Note 1) The following biographical
materials are taken from the Askart.com website:
"The following is from Roger Van Oosten, art patron of
Seattle and researcher:
Martha Levy's early art training
included a membership at the Art Students League* where she attended the
League's summer school in Woodstock in 1926 and 1932. Also in Woodstock, she
studied under John Fabian Carlson, and she later traveled to Italy in the late
1920's to further her art education.
In Woodstock from the mid-1920's to
the mid-1930's, Levy focused her art on landscapes, choosing oil painted over
tempera as her medium of choice. Like many artists in the 1930's, Levy fell on
hard times. She joined the Public Works of Art Project (PWAP) in 1933. The PWAP
was the first New Deal Project to aid artists hard hit by the Great Depression.

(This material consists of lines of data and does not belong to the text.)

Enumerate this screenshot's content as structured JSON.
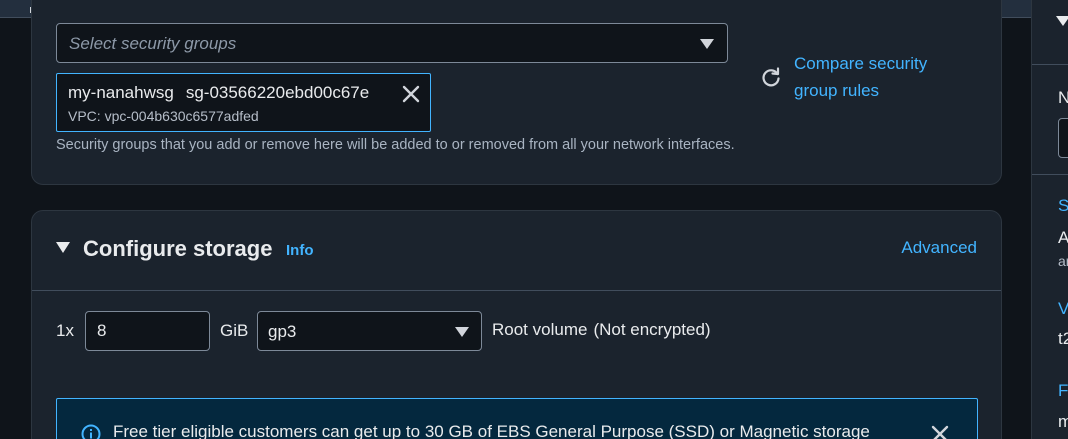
{
  "security_groups": {
    "select_placeholder": "Select security groups",
    "selected": {
      "name": "my-nanahwsg",
      "id": "sg-03566220ebd00c67e",
      "vpc": "VPC: vpc-004b630c6577adfed"
    },
    "compare_link": "Compare security group rules",
    "help_text": "Security groups that you add or remove here will be added to or removed from all your network interfaces."
  },
  "storage": {
    "title": "Configure storage",
    "info_link": "Info",
    "advanced_link": "Advanced",
    "multiplier": "1x",
    "size_value": "8",
    "size_unit": "GiB",
    "volume_type": "gp3",
    "root_label": "Root volume",
    "encryption_label": "(Not encrypted)",
    "free_tier_message": "Free tier eligible customers can get up to 30 GB of EBS General Purpose (SSD) or Magnetic storage"
  },
  "summary_fragments": {
    "c1": "N",
    "c2": "S",
    "c3": "A",
    "c4": "ar",
    "c5": "V",
    "c6": "t2",
    "c7": "Fi",
    "c8": "m"
  },
  "colors": {
    "link": "#42b4ff",
    "panel_bg": "#1b232d",
    "page_bg": "#0f141a",
    "flash_bg": "#04283e"
  },
  "icons": [
    "refresh-icon",
    "close-icon",
    "info-icon",
    "caret-down-icon"
  ]
}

Her PWAP painting, Landscape-Winter,
was shown in a local exhibition of PWAP art in 1934, and was selected, along
with the work of several other local artists, to represent the work of
Woodstock area artists at a national exhibition of PWAP art at the Corcoran
Gallery in Washington D.C. The exhibit was the first national exhibition of
federally funded art, and one of the most important art exhibitions in American
history.
In 1935, she joined the Federal Art
Project* of the Works Progress Administration and stayed on the project until
1940. The WPA/FAP was the largest, and most famous, of the New Deal programs to
help starving artists through the 1930's. In 1939, while on the project, she
painted a mural entitled Men Working in a Slate Quarry for
Granville Central School.
She exhibited at the Woodstock
Artists Association (1933-34), Salons of America* (1934), the Corcoran Gallery
in Washington DC (1934), the WPA Pavilion at the New York World's Fair* (1939),
the Pennsylvania Academy of Fine Arts* (1942), and the Woodstock Historical
Society (1983).
Her works are in the collections of
the Smithsonian American Art Museum and the Slate Valley Historical Museum in
Granville, N.Y."
Note 2)
Askart.com does not record any Levy sales. This highly stylized American
Regionalist school of painting of the 1930's was very popular in its day and
has started to regain its popularity. This Levy painting should be an attractive
and extremely interesting composition for any collector of American Regionalist
art, which Mr. Fastov has always found interesting and appealing, particularly
because of the highly stylized and angular Regionalist painting technique used
by Levy and its original composition involving twisting, curling landscape
features. The painting is clean and in good condition and has its original
1930's frame. The foregoing considerations warrant the conclusion that the
presale estimate of $500-$700 is reasonable and justifiable.